Connector algebras for C/E and P/T nets' interactions

TL;DR

This paper develops an algebraic framework for stateful connectors in component-based systems, linking them to Petri nets with boundaries, and introduces a novel semantics capturing weak behaviors with concurrency properties.

Contribution

It introduces a new algebraic approach for stateful connectors, relates them to Petri nets with boundaries, and defines a novel weak semantics with proven congruence properties.

Findings

States and semantics of connectors correspond to Petri nets with boundaries.

Weak semantics allows 'debit' token steps, modeling more flexible behaviors.

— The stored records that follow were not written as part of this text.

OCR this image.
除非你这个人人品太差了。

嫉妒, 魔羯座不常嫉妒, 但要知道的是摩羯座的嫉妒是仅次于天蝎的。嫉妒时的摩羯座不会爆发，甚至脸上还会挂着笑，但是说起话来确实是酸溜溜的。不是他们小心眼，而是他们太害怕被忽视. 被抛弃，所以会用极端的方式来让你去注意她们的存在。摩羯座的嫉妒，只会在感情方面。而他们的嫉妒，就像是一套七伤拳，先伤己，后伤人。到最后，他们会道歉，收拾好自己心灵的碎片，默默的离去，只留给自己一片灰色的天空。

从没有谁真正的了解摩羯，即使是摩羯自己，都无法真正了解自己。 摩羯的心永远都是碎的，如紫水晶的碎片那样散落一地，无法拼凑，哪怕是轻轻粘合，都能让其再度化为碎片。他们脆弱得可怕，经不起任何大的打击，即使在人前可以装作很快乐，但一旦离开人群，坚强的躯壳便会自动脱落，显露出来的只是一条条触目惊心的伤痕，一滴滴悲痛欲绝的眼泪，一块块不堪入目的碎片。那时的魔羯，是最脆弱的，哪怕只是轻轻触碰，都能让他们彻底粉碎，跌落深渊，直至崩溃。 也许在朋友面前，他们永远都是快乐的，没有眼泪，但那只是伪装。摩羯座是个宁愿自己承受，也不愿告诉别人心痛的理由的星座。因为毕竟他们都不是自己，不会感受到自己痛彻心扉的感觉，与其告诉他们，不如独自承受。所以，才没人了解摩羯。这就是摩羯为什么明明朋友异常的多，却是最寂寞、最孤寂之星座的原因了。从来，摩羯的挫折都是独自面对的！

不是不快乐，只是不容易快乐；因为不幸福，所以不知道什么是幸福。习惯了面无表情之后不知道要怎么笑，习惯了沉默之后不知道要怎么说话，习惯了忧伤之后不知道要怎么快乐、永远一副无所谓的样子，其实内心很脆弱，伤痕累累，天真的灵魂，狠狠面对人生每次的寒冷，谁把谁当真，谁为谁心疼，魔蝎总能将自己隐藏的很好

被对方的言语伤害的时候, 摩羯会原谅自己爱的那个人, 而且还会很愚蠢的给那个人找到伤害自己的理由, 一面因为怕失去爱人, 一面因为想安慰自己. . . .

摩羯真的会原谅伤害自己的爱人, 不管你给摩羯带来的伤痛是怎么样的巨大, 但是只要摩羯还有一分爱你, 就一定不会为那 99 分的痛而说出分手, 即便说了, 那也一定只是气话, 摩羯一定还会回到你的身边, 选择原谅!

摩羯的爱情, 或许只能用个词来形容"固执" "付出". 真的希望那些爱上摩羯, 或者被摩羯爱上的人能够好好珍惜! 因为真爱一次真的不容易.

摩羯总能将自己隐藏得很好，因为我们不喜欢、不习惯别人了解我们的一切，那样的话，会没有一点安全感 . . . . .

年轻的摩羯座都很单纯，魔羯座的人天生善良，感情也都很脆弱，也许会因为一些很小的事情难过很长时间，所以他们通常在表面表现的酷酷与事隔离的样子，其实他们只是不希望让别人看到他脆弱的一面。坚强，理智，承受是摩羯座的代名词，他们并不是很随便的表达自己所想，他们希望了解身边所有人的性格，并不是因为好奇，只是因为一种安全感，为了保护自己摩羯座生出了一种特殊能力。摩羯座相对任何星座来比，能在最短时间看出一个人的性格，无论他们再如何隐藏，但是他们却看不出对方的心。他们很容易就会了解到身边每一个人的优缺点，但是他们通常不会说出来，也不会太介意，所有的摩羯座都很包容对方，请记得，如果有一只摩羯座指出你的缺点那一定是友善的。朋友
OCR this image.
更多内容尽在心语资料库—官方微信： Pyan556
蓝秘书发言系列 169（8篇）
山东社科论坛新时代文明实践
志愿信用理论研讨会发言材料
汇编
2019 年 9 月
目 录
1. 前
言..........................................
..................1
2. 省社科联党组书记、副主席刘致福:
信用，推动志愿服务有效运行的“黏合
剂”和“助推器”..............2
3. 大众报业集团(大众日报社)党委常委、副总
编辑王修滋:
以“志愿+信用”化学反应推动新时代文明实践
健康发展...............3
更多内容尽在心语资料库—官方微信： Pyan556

Algebraic laws capture concurrency and compositionality in connector systems.

Abstract

A quite flourishing research thread in the recent literature on component-based systems is concerned with the algebraic properties of different classes of connectors. In a recent paper, an algebra of stateless connectors was presented that consists of five kinds of basic connectors, namely symmetry, synchronization, mutual exclusion, hiding and inaction, plus their duals, and it was shown how they can be freely composed in series and in parallel to model sophisticated 'glues'. In this paper we explore the expressiveness of stateful connectors obtained by adding one-place buffers or unbounded buffers to the stateless connectors. The main results are: i) we show how different classes of connectors exactly correspond to suitable classes of Petri nets equipped with compositional interfaces, called nets with boundaries; ii) we show that the difference between strong and weak semantics in stateful connectors is reflected in the semantics of nets with boundaries by moving from the classic step semantics (strong case) to a novel banking semantics (weak case), where a step can be executed by taking some 'debit' tokens to be given back during the same step; iii) we show that the corresponding bisimilarities are congruences (w.r.t. composition of connectors in series and in parallel); iv) we show that suitable monoidality laws, like those arising when representing stateful connectors in the tile model, can nicely capture concurrency (in the sense of step semantics) aspects; and v) as a side result, we provide a basic algebra, with a finite set of symbols, out of which we can compose all P/T nets with boundaries, fulfilling a long standing quest.